Hive - SBCS Archive

Inside The Bee Hive - Jean Beaufort (CC0 1.0)

The Hive is an archive storage server accessible via sftp for the long term storage of files. It has approximately 125TB of ZFS based storage.

The Hive was purchased by SBCS and is managed by ITS Research. It is designed for longer term storage of files. It is backed up only by a matching storage server, held in a different location and synchronised periodically. This mirrored server can be accessed read-only.

Data stored in the Hive is stored in folders labelled by research group, similar to the group shares on Apocrita.
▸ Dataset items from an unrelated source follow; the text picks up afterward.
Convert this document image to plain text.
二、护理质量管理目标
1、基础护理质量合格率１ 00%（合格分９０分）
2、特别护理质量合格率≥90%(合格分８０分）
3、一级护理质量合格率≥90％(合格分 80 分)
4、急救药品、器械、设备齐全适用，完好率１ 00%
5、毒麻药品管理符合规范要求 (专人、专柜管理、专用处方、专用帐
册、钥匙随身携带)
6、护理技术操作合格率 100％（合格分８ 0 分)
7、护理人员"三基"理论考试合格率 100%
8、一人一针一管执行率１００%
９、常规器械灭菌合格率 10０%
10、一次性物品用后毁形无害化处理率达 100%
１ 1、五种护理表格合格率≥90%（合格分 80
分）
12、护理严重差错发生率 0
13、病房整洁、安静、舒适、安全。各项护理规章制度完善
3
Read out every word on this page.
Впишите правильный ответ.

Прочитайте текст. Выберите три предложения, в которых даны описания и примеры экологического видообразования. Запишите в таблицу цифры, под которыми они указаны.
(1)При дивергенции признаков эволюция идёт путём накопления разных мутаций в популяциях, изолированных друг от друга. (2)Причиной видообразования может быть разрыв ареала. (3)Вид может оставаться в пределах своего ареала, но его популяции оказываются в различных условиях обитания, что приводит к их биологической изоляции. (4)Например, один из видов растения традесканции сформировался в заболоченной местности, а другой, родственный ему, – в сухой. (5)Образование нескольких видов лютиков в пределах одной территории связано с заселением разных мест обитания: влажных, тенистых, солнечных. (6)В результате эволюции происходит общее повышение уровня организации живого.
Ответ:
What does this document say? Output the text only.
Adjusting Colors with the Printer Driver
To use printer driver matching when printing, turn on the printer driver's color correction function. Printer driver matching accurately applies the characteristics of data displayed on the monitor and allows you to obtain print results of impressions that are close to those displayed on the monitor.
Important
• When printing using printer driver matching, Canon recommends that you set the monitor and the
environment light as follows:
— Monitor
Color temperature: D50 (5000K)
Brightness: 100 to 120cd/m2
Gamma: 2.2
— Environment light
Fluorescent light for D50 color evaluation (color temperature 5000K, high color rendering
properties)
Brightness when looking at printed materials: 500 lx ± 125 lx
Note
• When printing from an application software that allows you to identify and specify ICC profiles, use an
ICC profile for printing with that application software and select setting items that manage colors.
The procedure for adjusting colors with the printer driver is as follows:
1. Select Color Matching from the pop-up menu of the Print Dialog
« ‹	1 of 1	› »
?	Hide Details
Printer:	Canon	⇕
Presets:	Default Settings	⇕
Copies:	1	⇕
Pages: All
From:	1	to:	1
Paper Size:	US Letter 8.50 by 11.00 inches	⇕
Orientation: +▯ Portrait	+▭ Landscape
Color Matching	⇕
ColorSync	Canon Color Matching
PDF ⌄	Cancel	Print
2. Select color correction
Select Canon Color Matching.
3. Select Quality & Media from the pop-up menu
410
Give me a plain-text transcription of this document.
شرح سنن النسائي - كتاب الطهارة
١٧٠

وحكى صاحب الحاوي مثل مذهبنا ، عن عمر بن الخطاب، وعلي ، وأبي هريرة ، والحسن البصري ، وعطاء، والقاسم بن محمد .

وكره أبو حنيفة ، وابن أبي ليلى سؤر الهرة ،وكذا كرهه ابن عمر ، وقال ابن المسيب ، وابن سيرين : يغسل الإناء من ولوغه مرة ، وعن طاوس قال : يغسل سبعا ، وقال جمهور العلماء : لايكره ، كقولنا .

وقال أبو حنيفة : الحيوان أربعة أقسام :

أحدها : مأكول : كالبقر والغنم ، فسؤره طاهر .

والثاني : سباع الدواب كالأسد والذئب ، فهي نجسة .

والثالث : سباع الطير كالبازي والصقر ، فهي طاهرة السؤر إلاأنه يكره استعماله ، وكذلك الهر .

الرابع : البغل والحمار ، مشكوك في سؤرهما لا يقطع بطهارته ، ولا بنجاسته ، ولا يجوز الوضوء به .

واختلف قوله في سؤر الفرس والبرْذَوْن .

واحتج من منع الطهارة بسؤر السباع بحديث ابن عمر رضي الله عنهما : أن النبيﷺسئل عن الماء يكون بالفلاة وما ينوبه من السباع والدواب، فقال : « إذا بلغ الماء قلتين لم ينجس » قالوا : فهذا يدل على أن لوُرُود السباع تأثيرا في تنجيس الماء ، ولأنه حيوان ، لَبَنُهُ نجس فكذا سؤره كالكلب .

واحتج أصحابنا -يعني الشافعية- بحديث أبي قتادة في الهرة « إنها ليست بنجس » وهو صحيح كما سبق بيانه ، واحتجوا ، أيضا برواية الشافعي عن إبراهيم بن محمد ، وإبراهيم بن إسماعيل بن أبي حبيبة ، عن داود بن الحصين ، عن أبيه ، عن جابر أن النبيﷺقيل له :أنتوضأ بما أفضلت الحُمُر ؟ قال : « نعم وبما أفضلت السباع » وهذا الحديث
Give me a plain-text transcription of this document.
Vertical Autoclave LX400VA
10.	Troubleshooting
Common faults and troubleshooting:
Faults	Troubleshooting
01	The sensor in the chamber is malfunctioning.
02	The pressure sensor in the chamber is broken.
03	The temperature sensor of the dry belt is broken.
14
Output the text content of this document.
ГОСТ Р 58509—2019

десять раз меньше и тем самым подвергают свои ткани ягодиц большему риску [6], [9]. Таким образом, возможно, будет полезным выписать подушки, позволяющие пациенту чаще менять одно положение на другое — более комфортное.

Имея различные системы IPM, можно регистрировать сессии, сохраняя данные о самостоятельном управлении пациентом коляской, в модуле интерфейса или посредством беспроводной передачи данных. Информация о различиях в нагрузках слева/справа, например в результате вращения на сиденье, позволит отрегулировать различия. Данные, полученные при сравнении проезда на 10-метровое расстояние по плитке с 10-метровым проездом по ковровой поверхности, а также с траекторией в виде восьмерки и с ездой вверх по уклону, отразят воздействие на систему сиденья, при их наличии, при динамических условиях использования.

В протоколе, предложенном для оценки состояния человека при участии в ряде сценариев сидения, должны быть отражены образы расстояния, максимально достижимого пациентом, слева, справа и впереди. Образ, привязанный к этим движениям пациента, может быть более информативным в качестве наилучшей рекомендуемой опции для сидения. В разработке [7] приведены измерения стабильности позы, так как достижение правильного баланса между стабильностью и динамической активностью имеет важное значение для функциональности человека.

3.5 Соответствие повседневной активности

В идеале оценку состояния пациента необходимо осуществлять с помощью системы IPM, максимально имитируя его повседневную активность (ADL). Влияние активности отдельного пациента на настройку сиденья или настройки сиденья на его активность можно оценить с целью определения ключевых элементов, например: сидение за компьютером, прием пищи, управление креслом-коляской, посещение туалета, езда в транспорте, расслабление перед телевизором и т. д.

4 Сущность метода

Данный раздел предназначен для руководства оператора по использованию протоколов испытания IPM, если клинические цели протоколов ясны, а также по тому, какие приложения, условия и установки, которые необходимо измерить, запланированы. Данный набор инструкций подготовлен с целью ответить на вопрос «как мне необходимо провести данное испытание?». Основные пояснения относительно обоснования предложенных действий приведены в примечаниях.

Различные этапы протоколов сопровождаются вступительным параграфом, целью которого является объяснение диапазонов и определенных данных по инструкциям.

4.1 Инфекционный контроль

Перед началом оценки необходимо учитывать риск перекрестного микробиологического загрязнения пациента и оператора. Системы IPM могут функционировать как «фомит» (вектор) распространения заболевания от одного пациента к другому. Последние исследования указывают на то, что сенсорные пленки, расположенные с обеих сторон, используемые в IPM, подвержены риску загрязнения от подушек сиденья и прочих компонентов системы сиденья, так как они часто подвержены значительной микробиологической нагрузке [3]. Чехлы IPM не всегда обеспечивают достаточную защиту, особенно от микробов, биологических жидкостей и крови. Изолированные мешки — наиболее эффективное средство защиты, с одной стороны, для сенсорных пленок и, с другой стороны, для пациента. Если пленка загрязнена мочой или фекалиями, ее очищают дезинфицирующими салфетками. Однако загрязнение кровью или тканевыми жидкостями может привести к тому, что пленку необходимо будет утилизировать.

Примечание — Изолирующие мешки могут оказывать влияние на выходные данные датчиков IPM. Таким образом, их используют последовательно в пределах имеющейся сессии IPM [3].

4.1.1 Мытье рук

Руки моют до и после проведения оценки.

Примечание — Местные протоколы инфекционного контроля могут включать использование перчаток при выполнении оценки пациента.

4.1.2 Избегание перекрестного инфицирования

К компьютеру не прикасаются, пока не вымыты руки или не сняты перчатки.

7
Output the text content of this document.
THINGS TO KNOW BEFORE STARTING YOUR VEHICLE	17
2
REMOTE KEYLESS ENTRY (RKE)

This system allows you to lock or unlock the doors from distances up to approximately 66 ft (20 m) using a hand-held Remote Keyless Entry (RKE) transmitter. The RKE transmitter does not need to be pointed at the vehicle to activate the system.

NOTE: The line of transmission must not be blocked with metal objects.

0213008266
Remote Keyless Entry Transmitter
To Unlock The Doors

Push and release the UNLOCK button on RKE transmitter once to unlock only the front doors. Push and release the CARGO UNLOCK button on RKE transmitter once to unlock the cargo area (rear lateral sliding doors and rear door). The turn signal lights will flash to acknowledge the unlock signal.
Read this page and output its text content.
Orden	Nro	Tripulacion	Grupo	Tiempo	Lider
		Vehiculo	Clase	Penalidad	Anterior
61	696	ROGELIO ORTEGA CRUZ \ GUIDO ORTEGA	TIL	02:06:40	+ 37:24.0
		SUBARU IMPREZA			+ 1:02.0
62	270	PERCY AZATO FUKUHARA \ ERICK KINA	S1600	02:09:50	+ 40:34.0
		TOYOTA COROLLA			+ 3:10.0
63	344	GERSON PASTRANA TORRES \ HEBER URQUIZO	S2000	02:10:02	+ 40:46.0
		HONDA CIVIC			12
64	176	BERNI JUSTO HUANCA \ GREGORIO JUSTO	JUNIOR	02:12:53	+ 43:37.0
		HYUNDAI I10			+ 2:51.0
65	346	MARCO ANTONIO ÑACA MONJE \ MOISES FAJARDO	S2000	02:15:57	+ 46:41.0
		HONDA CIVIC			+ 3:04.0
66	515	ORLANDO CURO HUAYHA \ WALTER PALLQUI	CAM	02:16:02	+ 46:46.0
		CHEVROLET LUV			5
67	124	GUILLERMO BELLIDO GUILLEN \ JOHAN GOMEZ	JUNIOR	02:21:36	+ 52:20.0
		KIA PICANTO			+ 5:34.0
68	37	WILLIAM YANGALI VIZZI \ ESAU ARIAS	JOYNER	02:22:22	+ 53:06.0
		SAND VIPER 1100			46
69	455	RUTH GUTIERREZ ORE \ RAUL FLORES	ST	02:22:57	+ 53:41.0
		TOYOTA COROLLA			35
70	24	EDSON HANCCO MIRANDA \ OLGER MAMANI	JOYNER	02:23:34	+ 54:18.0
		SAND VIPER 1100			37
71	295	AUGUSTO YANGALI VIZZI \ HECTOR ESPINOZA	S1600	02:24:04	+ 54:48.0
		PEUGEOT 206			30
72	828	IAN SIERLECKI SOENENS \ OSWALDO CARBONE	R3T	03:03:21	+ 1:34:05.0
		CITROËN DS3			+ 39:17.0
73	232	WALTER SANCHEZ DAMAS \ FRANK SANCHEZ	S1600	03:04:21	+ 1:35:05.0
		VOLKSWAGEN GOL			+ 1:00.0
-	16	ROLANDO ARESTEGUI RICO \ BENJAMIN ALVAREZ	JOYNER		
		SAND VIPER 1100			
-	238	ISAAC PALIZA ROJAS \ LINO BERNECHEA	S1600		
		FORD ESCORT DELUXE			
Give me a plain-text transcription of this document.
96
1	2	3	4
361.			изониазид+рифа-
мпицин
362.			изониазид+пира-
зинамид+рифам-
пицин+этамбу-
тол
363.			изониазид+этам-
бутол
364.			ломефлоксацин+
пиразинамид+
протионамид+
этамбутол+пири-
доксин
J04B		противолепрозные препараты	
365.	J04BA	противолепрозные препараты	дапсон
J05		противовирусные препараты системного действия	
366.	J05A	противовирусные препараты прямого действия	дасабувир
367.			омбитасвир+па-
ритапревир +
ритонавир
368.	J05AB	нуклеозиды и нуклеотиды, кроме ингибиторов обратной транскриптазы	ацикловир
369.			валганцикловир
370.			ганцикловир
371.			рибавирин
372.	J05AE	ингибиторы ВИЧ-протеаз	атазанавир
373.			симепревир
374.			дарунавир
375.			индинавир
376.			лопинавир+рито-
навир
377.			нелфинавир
Hive is accessible via sftp or ssh and files can be copied on/off in much the same way as the cluster. Logging in via ssh allows use of standard Linux commands for file transfer only, not for further processing.


Access

To gain access to the Hive you need to send your ssh public key to its-research-support@qmul.ac.uk.

It is possible, by agreement with SBCS, for other Schools and Institutes to gain access to the archive upon request. Please contact us at the above address.

The master server, which users can write to, is called hive-master.hpc.qmul.ac.uk.

The slave is called hive-02.hpc.qmul.ac.uk and can be used for read-only access to files, it usually runs about 5-10 minutes behind the master.


Costing

SBCS levy a charge of £60 per TB per annum. Quotas are not currently enforced on the Hive.


Transferring Files

You can transfer files between Hive and Apocrita, using lftp, rsync or scp.

lftp is a command line file transfer client with many nice features. To connect with lftp type:

lftp sftp://hive-master.hpc.qmul.ac.uk

or

lftp fish://hive-master.hpc.qmul.ac.uk

Files can be synchronised using rsync using, where <source> is the file or directories you want to synchronise and <group> the root of your group's directory on the Hive. e.g. SBCS-ClareLab

rsync -avv -e ssh --progress <source> hive-master:/<group>/

Similarly scp would copy the same file

scp file hive-master:/ITSR-General/

You can query how much quota your group is using:

df /<group>

Use in jobs

While files stored on the hive cannot be used within a job on the cluster, it is possible to copy the files from the Hive onto GPFS or temporary file space and then copy them back afterwards.